My family is lucky enough to have inherited a house on Koh Chang, a ‘Nim’s Island’ style paradise in Thailand. Each morning we wake to a deserted beach with silky white sand, turquoise water, and a smiling sun. The natural beauty is overwhelming, but often comes hand-in-hand with nature of the scary variety, and our family have had numerous confrontations with the kind of insects and reptiles you’d normally view behind glass in a zoo.
Apart from the two foot snake on the doorstep that slithered over my mum’s foot the day we moved in (my three year old brother was delighted, as mum stood frozen with fear – ‘that’s my first snake!’) and then its bigger and deadly cobra relative found coiled under the terrace later that day, not to mention the nest of giant spiders that decided to use mum’s curtains as their new home, a family favourite to tell at dinner parties is the time when my big brother Harry, accidently shut a Tokay gecko in his bedroom door. For those of you who don’t know, these geckos are pretty sizeable, and not too cute. If one bites you, it then clamps its jaws down fast and hangs on for dear life, leaving you to go to hospital with it still attached to you like a weird form of piercing, and have it surgically removed. The problem is, they can think of nothing nicer than slipping inside unnoticed and nesting in your nice warm bed, like a horror movie version of your favourite cuddly toy.
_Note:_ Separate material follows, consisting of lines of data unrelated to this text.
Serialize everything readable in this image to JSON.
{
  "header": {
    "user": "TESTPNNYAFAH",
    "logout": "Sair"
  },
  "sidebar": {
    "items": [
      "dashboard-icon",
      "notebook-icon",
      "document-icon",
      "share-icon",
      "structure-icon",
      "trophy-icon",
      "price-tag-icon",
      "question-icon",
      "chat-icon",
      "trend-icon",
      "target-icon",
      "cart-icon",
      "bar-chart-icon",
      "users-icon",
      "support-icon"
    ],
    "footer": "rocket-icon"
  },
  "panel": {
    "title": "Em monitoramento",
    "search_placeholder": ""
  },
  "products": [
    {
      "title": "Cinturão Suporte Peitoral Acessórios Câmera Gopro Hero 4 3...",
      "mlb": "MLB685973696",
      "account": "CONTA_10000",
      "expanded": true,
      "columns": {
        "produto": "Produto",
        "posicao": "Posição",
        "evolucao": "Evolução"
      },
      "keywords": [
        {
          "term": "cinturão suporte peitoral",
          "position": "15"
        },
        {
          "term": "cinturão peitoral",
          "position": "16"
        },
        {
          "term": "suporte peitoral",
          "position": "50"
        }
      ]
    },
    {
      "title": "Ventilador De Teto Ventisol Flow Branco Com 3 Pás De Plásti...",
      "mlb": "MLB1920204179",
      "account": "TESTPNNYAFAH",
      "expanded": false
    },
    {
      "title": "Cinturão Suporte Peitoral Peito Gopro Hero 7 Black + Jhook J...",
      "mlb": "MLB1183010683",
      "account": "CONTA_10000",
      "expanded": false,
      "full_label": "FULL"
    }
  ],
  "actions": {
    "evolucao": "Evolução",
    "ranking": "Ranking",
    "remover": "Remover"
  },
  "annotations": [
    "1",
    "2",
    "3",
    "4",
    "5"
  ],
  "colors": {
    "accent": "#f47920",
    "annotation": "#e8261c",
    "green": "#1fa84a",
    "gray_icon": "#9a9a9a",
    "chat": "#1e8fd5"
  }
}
On The Night of the Gecko incident, my sister and I came outside to see Harry, paralyzed in horror on the terrace. We then followed his gaze to a huge red-spotted Tokay squashed by its tummy in my brother’s doorframe. The gecko had been caught in the act of sneaking inside to join Harry for a sleepover, and, with half of him in, and the other out, was hissing and spitting blood. As my big, manly brother began to cry like a baby, I laughed out loud and my little sister began to capture the moment on Snapchat – the number one priority in a situation like this.
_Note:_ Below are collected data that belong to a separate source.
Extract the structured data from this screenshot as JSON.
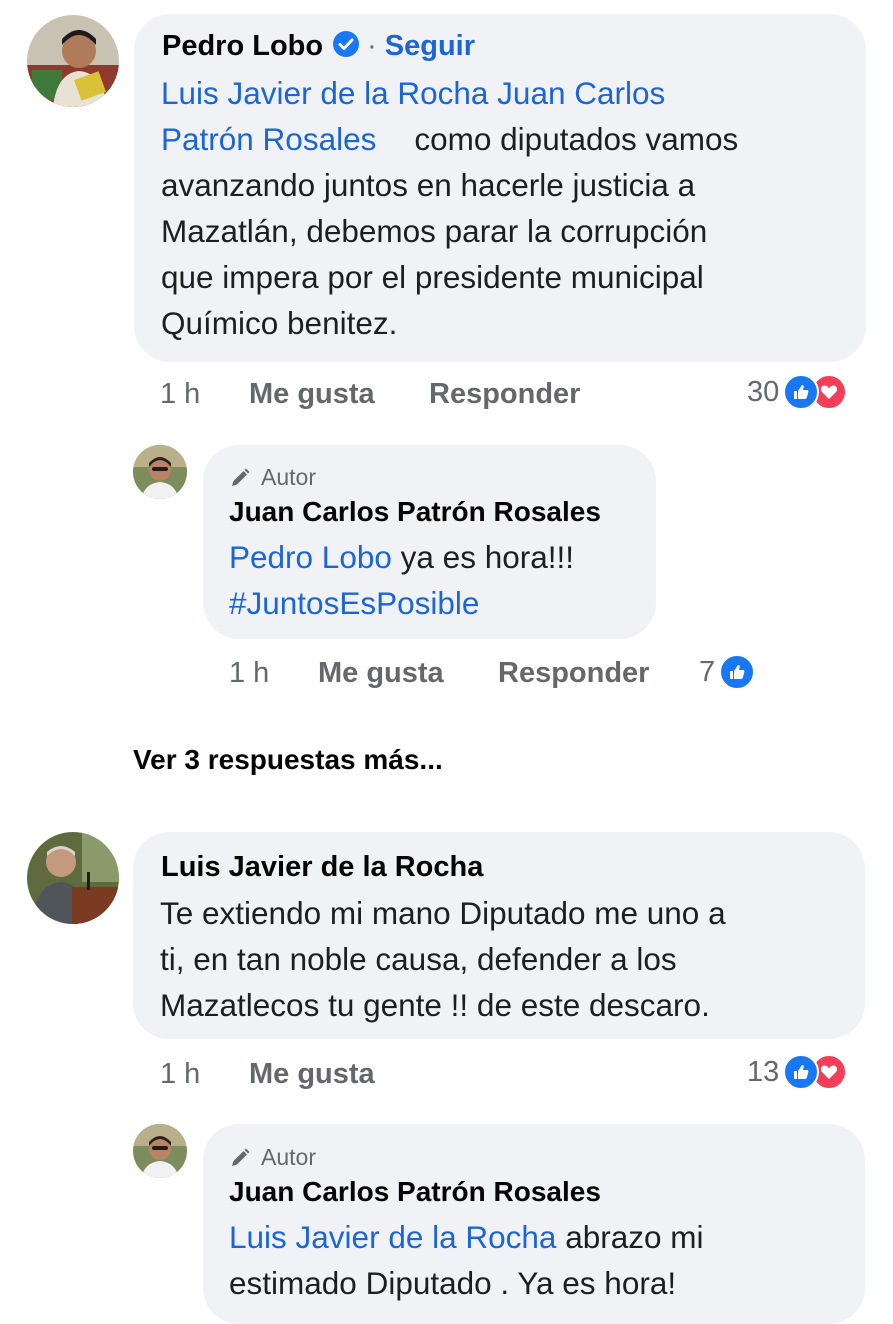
{
  "comments": [
    {
      "name": "Pedro Lobo",
      "separator": "·",
      "follow_label": "Seguir",
      "mention_line1": "Luis Javier de la Rocha Juan Carlos",
      "mention_line2": "Patrón Rosales",
      "text_line2": "como diputados vamos",
      "text_line3": "avanzando juntos en hacerle justicia a",
      "text_line4": "Mazatlán, debemos parar la corrupción",
      "text_line5": "que impera por el presidente municipal",
      "text_line6": "Químico benitez.",
      "time": "1 h",
      "like_label": "Me gusta",
      "reply_label": "Responder",
      "reaction_count": "30"
    },
    {
      "name": "Luis Javier de la Rocha",
      "text_line1": "Te extiendo mi mano Diputado me uno a",
      "text_line2": "ti, en tan noble causa, defender a los",
      "text_line3": "Mazatlecos tu gente !! de este descaro.",
      "time": "1 h",
      "like_label": "Me gusta",
      "reaction_count": "13"
    }
  ],
  "replies": [
    {
      "author_badge": "Autor",
      "name": "Juan Carlos Patrón Rosales",
      "mention": "Pedro Lobo",
      "text_line1": "ya es hora!!!",
      "hashtag": "#JuntosEsPosible",
      "time": "1 h",
      "like_label": "Me gusta",
      "reply_label": "Responder",
      "reaction_count": "7"
    },
    {
      "author_badge": "Autor",
      "name": "Juan Carlos Patrón Rosales",
      "mention": "Luis Javier de la Rocha",
      "text_line1": "abrazo mi",
      "text_line2": "estimado Diputado . Ya es hora!"
    }
  ],
  "more_replies_label": "Ver 3 respuestas más...",
  "colors": {
    "bubble": "#f0f2f5",
    "link": "#1b65d6",
    "like": "#1877f2",
    "love": "#f33e58",
    "muted": "#65676b"
  },
  "icons": [
    "verified-badge-icon",
    "pencil-icon",
    "like-reaction-icon",
    "love-reaction-icon"
  ]
}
Eventually, I sent my sister to go and find the fount of all knowledge – eg, Mum. My sister proceeded to run round the house shouting ‘MUM! HARRY’S SHUT A TOKAY IN THE DOOR!’ Eventually, Mum was sourced in the shower and joined me in my inappropriate hysterics as she saw the Tokay – it’s ugly paws positioned predator-like from its lofty vantage point above my brother, who was still turned to stone a few feet away from it and refusing to budge. Eventually, she phoned a ‘friend’ – eg, the jungle version of ‘Rentokil’ – who put the Tokay out of its misery and handed out the Thai equivalent of valium to enable my brother to move.
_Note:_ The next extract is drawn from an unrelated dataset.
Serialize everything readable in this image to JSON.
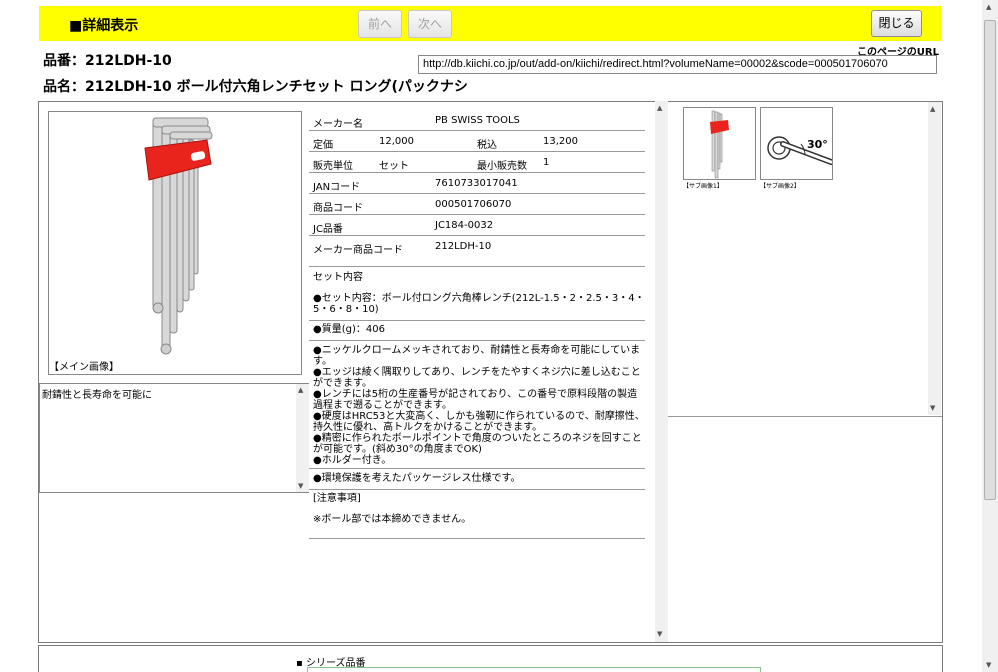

Harry has never returned to Koh Chang, choosing to spend his gap year in South America, which might have spiders the size of dinner plates, but is not known for its Tokays. Oh, and by the way, if anyone does find themselves in a similar situation, there is an ‘upside’: once it’s dead, hang onto it – the locals sold ours in the market for the equivalent of a day’s wages. Apparently they’re a delicacy, and taste very good in soup.